Когда щупальце коснулось меня, я даже не шевельнулся. Запах стал еще нежнее и приятнее, а потом мне стало так хорошо и спокойно, как не было до этого никогда в жизни. Отросток обнял меня, словно руки любимой, и я уткнулся в эту теплую, нежную кожу, закрывая глаза.
ГЛАВА 5
Как мне было хорошо!!! Господи, вот оно, невероятное счастье, которое наконец-то нашло меня! И ничего не надо!
Я слышал, как что-то громко и визгливо кричал профессор, но отвечать ему не хотелось.
Счастье — оно же для одного, на двоих не делится, даже если они любят друг друга, потому что в этой жизни каждый сам по себе. Нагие мы приходим в этот мир, нагие и уходим, и всегда одни, кто бы ни был с нами рядом. И никто никогда не увидит то, что видишь ты, и не почувствует то го же, потому что даже переживаем мы все по-разному.
Как же мне надоел этот крик! Кричит и кричит рядом. Профессор? Но он мне чужой, почему он так обо мне беспокоится? Уже достал. Ушел бы, и я снова погрузился бы в это невероятное облако счастья. Зачем он это делает?
И тут мне стало больно. Невероятно. С меня словно с живого сняли кожу и так оставили. Я застонал и почувствовал на губах знакомый край алюминиевой кружки. Потом увидел свет, Сергей Сергеевич зажег свою ароматную свечу.
Правда, ее запах смешивался с другим, уходящим, нежным, горьковатым, чуть терпким, таким трогательным…
Вкус у эликсира оказался жутким. Сначала пил неохотно, но, когда боль придавила меня к земле, вылакал всю кружку, уже не морщась. А когда смог открыть глаза, то вздрогнул от отвращения — оказалось, все тело покрыто какой-то серой блестящей слизью, она неимоверно жгла кожу, словно кислота.

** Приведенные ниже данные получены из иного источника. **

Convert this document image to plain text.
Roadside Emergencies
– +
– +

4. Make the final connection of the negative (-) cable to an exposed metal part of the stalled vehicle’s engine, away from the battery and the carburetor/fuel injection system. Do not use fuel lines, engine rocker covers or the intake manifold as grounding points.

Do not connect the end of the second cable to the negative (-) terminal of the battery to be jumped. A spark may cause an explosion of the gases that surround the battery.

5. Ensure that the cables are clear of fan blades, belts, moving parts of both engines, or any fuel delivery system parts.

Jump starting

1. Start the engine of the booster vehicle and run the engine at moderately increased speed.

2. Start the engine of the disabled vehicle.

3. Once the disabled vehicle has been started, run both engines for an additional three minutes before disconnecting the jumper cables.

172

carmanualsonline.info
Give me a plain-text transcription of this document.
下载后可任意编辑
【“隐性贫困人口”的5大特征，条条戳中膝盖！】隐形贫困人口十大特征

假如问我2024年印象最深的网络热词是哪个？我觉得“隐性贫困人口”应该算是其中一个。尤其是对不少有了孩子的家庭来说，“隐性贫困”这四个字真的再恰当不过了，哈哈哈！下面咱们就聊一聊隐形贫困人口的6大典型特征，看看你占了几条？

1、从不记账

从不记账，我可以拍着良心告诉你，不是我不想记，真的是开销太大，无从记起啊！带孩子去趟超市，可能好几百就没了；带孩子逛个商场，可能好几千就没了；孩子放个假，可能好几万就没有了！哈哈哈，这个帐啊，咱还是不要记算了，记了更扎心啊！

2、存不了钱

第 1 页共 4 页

Профессор налил мне еще, продолжая срывать с меня мокрую одежду, пропитавшуюся этим нежным горьковатым запахом. Она слетала с меня клочьями, обрывками, потому что большую часть ткани растворила кислота.

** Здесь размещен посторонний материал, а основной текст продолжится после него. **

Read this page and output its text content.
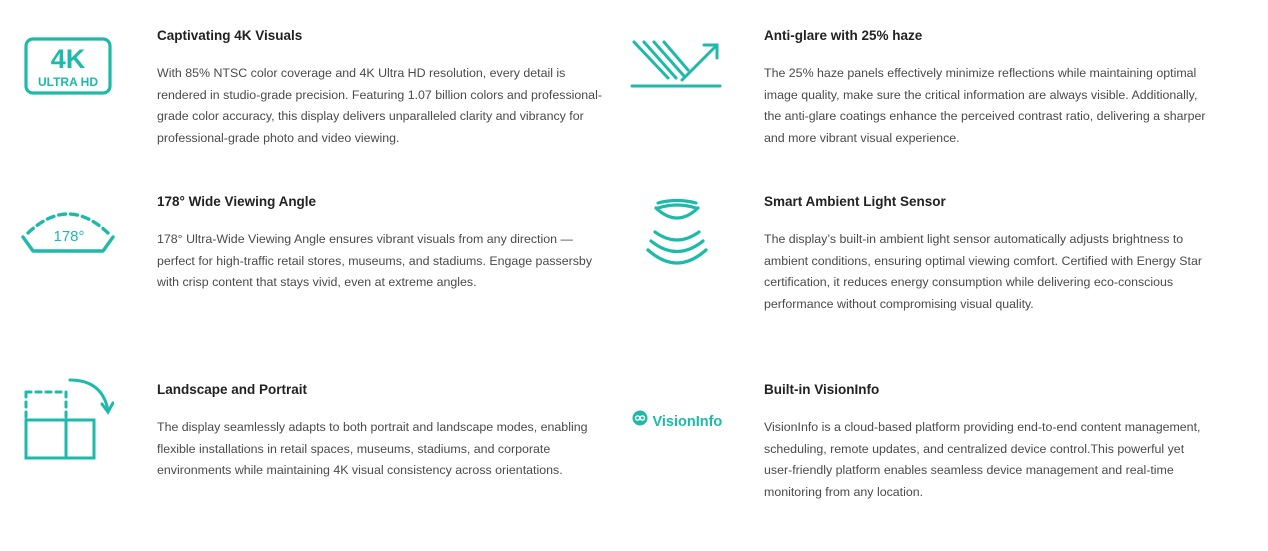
4K
ULTRA HD
Captivating 4K Visuals

With 85% NTSC color coverage and 4K Ultra HD resolution, every detail is rendered in studio-grade precision. Featuring 1.07 billion colors and professional-grade color accuracy, this display delivers unparalleled clarity and vibrancy for professional-grade photo and video viewing.

Anti-glare with 25% haze

The 25% haze panels effectively minimize reflections while maintaining optimal image quality, make sure the critical information are always visible. Additionally, the anti-glare coatings enhance the perceived contrast ratio, delivering a sharper and more vibrant visual experience.

178°
178° Wide Viewing Angle

178° Ultra-Wide Viewing Angle ensures vibrant visuals from any direction — perfect for high-traffic retail stores, museums, and stadiums. Engage passersby with crisp content that stays vivid, even at extreme angles.

Smart Ambient Light Sensor

The display’s built-in ambient light sensor automatically adjusts brightness to ambient conditions, ensuring optimal viewing comfort. Certified with Energy Star certification, it reduces energy consumption while delivering eco-conscious performance without compromising visual quality.

Landscape and Portrait

The display seamlessly adapts to both portrait and landscape modes, enabling flexible installations in retail spaces, museums, stadiums, and corporate environments while maintaining 4K visual consistency across orientations.

VisionInfo
Built-in VisionInfo

VisionInfo is a cloud-based platform providing end-to-end content management, scheduling, remote updates, and centralized device control.This powerful yet user-friendly platform enables seamless device management and real-time monitoring from any location.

А потом мне стало так больно, что я перестал что-либо осознавать, только кричал, призывая беспамятство, которое никак не приходило.
Сергей Сергеевич мазал меня своей мазью, и она разжигала во мне все новые очаги боли, я извивался, стараясь хоть как-то ему помочь, подставляя горящие участки кожи под это великолепное лекарство, спасающее меня уже третий раз.

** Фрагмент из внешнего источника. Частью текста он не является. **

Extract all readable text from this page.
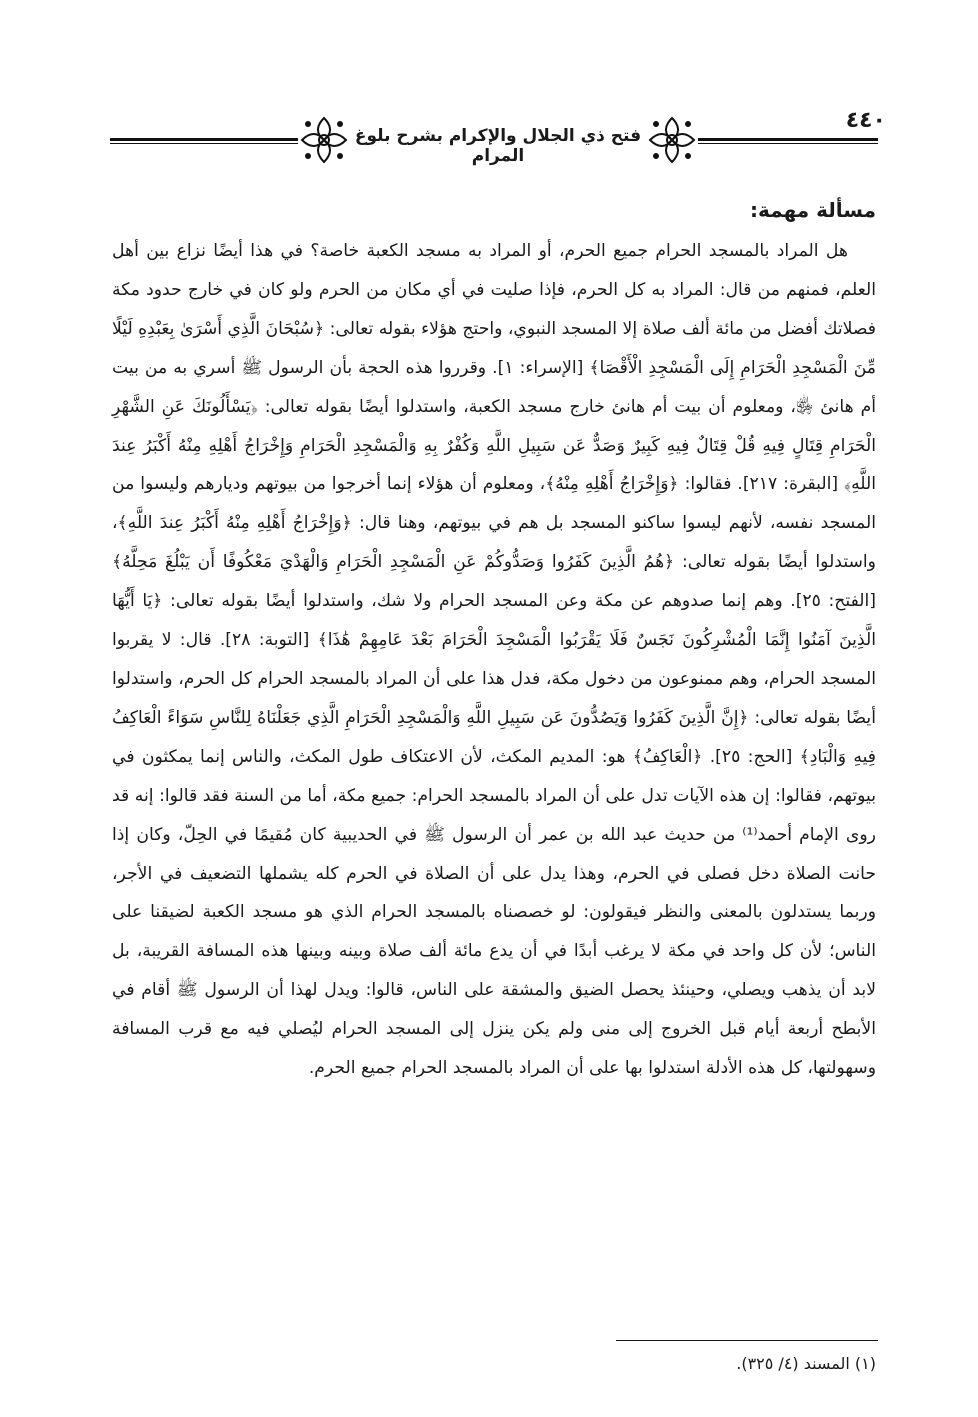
فتح ذي الجلال والإكرام بشرح بلوغ المرام
٤٤٠
مسألة مهمة:

هل المراد بالمسجد الحرام جميع الحرم، أو المراد به مسجد الكعبة خاصة؟ في هذا أيضًا نزاع بين أهل العلم، فمنهم من قال: المراد به كل الحرم، فإذا صليت في أي مكان من الحرم ولو كان في خارج حدود مكة فصلاتك أفضل من مائة ألف صلاة إلا المسجد النبوي، واحتج هؤلاء بقوله تعالى: ﴿سُبْحَانَ الَّذِي أَسْرَىٰ بِعَبْدِهِ لَيْلًا مِّنَ الْمَسْجِدِ الْحَرَامِ إِلَى الْمَسْجِدِ الْأَقْصَا﴾ [الإسراء: ١]. وقرروا هذه الحجة بأن الرسول ﷺ أسري به من بيت أم هانئ ﵂، ومعلوم أن بيت أم هانئ خارج مسجد الكعبة، واستدلوا أيضًا بقوله تعالى: ﴿يَسْأَلُونَكَ عَنِ الشَّهْرِ الْحَرَامِ قِتَالٍ فِيهِ قُلْ قِتَالٌ فِيهِ كَبِيرٌ وَصَدٌّ عَن سَبِيلِ اللَّهِ وَكُفْرٌ بِهِ وَالْمَسْجِدِ الْحَرَامِ وَإِخْرَاجُ أَهْلِهِ مِنْهُ أَكْبَرُ عِندَ اللَّهِ﴾ [البقرة: ٢١٧]. فقالوا: ﴿وَإِخْرَاجُ أَهْلِهِ مِنْهُ﴾، ومعلوم أن هؤلاء إنما أخرجوا من بيوتهم وديارهم وليسوا من المسجد نفسه، لأنهم ليسوا ساكنو المسجد بل هم في بيوتهم، وهنا قال: ﴿وَإِخْرَاجُ أَهْلِهِ مِنْهُ أَكْبَرُ عِندَ اللَّهِ﴾، واستدلوا أيضًا بقوله تعالى: ﴿هُمُ الَّذِينَ كَفَرُوا وَصَدُّوكُمْ عَنِ الْمَسْجِدِ الْحَرَامِ وَالْهَدْيَ مَعْكُوفًا أَن يَبْلُغَ مَحِلَّهُ﴾ [الفتح: ٢٥]. وهم إنما صدوهم عن مكة وعن المسجد الحرام ولا شك، واستدلوا أيضًا بقوله تعالى: ﴿يَا أَيُّهَا الَّذِينَ آمَنُوا إِنَّمَا الْمُشْرِكُونَ نَجَسٌ فَلَا يَقْرَبُوا الْمَسْجِدَ الْحَرَامَ بَعْدَ عَامِهِمْ هَٰذَا﴾ [التوبة: ٢٨]. قال: لا يقربوا المسجد الحرام، وهم ممنوعون من دخول مكة، فدل هذا على أن المراد بالمسجد الحرام كل الحرم، واستدلوا أيضًا بقوله تعالى: ﴿إِنَّ الَّذِينَ كَفَرُوا وَيَصُدُّونَ عَن سَبِيلِ اللَّهِ وَالْمَسْجِدِ الْحَرَامِ الَّذِي جَعَلْنَاهُ لِلنَّاسِ سَوَاءً الْعَاكِفُ فِيهِ وَالْبَادِ﴾ [الحج: ٢٥]. ﴿الْعَاكِفُ﴾ هو: المديم المكث، لأن الاعتكاف طول المكث، والناس إنما يمكثون في بيوتهم، فقالوا: إن هذه الآيات تدل على أن المراد بالمسجد الحرام: جميع مكة، أما من السنة فقد قالوا: إنه قد روى الإمام أحمد⁽¹⁾ من حديث عبد الله بن عمر أن الرسول ﷺ في الحديبية كان مُقيمًا في الحِلّ، وكان إذا حانت الصلاة دخل فصلى في الحرم، وهذا يدل على أن الصلاة في الحرم كله يشملها التضعيف في الأجر، وربما يستدلون بالمعنى والنظر فيقولون: لو خصصناه بالمسجد الحرام الذي هو مسجد الكعبة لضيقنا على الناس؛ لأن كل واحد في مكة لا يرغب أبدًا في أن يدع مائة ألف صلاة وبينه وبينها هذه المسافة القريبة، بل لابد أن يذهب ويصلي، وحينئذ يحصل الضيق والمشقة على الناس، قالوا: ويدل لهذا أن الرسول ﷺ أقام في الأبطح أربعة أيام قبل الخروج إلى منى ولم يكن ينزل إلى المسجد الحرام ليُصلي فيه مع قرب المسافة وسهولتها، كل هذه الأدلة استدلوا بها على أن المراد بالمسجد الحرام جميع الحرم.

(١) المسند (٤/ ٣٢٥).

После того как желтая пахучая субстанция покрыла все мое тело, я наконец-то потерял сознание, и это было прекрасно. Мне снился сон, чудесный и непонятный.
…Ночной ветерок шевелил мои длинные волосы, спускающиеся до плеч. На мне кожаная куртка и такие же штаны, и все сшито из шкуры быстроногого горного медведя лучшими слепыми ткачихами, которые сшивают на ощупь, проживая свою жизнь в темных, но безопасных пещерах, но зато все, что выходит из их рук, носится долго, почти беспредельно. Они шкуру и швы пропитывают и промазывают жиром барсука, который водится там же, где и медведь, и этой одежде не страшны многодневные дожди — она не промокает.
В ней не страшно лезть даже под колючки крикса, да и падальщики не трогают того, кто ее носит, боятся запаха. Под курткой надета рубашка, сшитая из тонкого полотна, которое соткали из стеблей одного из сортов брика, она хорошо впитывает в себя пот и при этом не теряет своей прочности даже в соке шримса. Я стоял без оружия, только на поясе висел нож с черным, как жало грука, клинком — наследие с родины, пожалуй, единственное, что у меня осталось, кроме, конечно, памяти.